Feels like the answer is No.
Chinese remainder theorem fails since the ideals $(x-y)$ and $(x+y)$ are not comaximal.
If we assume that there is an isomorphism $$\phi: \mathbb{R}[x,y]/(x^2-y^2) \to \mathbb{R}[x,y]/(x-y) \times \mathbb{R}[x,y]/(x+y)$$ still I can't reach any contradiction.
How should I proceed?
Using the comment of @user26857, RHS has idempotent zero divisors, namely $(1,0)$ and $(0,1)$, but LHS does not.
Assuming LHS and RHS are isomorphic, LHS must have idempotent zero divisors. If $\overline{f(x,y)}$ is an idempotent zero divisor, then there is $g(x,y)\in\mathbb{R}[x,y]$ s.t. $$f(x,y)g(x,y) = (x-y)(x+y)h(x,y)$$ in $\mathbb{R}[x,y]$ for some polynomial $h(x,y)$. WLOG $x-y\mid f$ and $x+y\mid g$. Then $$f(x,y) = (x-y)f_0(x,y)$$ and $$g(x,y) = (x+y)g_0(x,y)$$ for some polynomials $f_0$ and $g_0$ satisfying $x+y\nmid f_0$ and $x-y\nmid g_0$ , otherwise both will be $\overline{0}$.

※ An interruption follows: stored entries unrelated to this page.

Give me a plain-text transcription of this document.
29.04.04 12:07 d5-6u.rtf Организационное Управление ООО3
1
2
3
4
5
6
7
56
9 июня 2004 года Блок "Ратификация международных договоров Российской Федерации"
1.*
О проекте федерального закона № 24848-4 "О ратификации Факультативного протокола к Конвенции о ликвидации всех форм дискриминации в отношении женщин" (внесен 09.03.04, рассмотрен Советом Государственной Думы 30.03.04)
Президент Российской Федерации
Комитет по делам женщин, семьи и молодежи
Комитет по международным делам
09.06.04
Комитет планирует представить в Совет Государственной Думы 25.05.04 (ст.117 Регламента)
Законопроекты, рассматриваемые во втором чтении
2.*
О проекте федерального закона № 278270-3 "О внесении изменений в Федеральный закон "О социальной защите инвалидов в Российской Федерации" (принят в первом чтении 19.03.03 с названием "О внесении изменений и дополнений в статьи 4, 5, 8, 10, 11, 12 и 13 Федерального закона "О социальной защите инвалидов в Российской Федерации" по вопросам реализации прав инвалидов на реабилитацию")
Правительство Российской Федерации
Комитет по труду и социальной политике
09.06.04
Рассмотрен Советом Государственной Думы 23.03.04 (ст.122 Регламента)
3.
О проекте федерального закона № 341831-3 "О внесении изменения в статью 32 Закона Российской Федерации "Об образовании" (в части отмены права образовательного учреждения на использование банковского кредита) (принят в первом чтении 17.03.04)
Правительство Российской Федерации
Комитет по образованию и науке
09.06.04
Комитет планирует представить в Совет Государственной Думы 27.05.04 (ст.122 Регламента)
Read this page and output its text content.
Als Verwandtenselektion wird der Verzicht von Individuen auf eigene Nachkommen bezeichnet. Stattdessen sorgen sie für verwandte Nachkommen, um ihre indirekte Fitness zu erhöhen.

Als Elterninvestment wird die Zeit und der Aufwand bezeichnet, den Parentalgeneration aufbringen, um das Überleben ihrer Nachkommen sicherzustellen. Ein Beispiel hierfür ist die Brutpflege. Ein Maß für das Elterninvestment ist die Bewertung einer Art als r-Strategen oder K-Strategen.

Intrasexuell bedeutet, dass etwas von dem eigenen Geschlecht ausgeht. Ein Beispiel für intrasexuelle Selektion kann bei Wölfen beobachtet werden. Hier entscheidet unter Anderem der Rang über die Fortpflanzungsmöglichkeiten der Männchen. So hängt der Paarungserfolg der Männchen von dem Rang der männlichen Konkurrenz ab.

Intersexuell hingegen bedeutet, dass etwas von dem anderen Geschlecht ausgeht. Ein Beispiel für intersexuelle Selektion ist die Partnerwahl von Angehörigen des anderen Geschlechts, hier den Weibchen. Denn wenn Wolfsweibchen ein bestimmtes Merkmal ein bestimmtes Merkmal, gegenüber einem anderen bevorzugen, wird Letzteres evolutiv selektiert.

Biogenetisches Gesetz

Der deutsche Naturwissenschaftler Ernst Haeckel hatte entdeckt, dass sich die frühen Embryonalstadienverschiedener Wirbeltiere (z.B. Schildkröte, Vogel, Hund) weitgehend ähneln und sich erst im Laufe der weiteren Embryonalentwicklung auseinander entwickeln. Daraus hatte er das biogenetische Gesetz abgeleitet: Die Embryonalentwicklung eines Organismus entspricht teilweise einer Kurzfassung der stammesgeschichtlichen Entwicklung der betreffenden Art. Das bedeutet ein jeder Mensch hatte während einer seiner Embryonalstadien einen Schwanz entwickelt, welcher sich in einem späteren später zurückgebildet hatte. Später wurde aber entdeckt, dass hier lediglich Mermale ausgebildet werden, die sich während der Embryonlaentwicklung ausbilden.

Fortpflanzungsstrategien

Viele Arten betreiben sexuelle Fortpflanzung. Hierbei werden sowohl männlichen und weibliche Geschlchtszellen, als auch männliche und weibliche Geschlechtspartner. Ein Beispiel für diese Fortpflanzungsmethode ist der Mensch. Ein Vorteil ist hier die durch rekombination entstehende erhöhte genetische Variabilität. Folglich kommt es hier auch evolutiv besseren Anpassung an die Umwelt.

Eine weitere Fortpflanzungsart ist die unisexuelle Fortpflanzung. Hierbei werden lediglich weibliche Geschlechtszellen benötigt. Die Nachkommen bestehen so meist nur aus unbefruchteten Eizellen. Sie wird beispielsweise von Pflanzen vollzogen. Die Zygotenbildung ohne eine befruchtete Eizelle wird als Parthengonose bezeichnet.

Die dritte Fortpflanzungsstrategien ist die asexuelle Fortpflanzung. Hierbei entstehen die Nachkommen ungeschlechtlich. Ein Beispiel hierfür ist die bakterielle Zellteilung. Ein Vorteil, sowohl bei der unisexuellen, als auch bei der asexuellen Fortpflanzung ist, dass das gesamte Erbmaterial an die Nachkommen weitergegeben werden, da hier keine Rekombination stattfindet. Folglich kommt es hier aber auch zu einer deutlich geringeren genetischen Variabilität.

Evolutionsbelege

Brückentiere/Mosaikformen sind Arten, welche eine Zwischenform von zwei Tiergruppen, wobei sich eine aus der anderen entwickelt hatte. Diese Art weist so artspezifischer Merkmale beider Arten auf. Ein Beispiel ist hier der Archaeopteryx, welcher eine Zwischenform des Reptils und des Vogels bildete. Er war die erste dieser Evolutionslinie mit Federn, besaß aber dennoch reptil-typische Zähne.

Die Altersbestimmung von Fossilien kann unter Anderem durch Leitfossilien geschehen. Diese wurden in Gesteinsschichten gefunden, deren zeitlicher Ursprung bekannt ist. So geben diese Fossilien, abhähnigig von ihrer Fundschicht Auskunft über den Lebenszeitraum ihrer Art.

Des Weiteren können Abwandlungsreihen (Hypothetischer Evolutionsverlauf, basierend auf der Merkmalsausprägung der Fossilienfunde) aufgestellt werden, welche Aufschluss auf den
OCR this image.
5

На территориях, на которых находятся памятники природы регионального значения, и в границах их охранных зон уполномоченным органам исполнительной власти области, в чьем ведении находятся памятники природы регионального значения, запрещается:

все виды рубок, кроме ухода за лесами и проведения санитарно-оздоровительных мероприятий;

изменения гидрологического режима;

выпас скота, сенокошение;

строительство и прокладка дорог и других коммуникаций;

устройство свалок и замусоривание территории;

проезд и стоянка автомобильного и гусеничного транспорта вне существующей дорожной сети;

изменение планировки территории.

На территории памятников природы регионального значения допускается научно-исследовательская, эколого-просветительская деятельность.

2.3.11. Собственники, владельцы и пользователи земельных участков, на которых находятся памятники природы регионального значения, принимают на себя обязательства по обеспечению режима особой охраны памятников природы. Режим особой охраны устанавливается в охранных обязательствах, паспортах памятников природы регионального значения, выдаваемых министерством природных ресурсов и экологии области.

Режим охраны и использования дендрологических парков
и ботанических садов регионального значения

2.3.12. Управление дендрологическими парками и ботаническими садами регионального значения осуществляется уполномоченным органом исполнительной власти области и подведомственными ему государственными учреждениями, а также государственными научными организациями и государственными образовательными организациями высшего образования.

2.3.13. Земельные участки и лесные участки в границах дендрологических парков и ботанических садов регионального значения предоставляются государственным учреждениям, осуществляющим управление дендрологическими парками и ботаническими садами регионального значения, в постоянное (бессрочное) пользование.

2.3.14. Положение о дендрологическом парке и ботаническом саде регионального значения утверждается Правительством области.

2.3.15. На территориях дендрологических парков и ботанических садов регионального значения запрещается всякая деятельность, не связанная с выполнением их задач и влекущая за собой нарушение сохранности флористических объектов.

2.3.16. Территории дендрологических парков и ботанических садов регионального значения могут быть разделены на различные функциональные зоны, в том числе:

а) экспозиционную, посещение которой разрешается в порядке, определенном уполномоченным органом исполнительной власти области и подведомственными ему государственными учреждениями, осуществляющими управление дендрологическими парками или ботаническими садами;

By assumption $\overline{f^2} = \overline{f}$. This means $$ (x-y)^2f_0^2(x,y) - (x-y)f_0(x,y) = (x^2-y^2)h_0(x,y) $$ for some polynomial $h_0$. This gives $$ x+y \mid (x-y)f_0(x,y) - 1. $$
Which is a contradiction because $x+y$ has no constant term.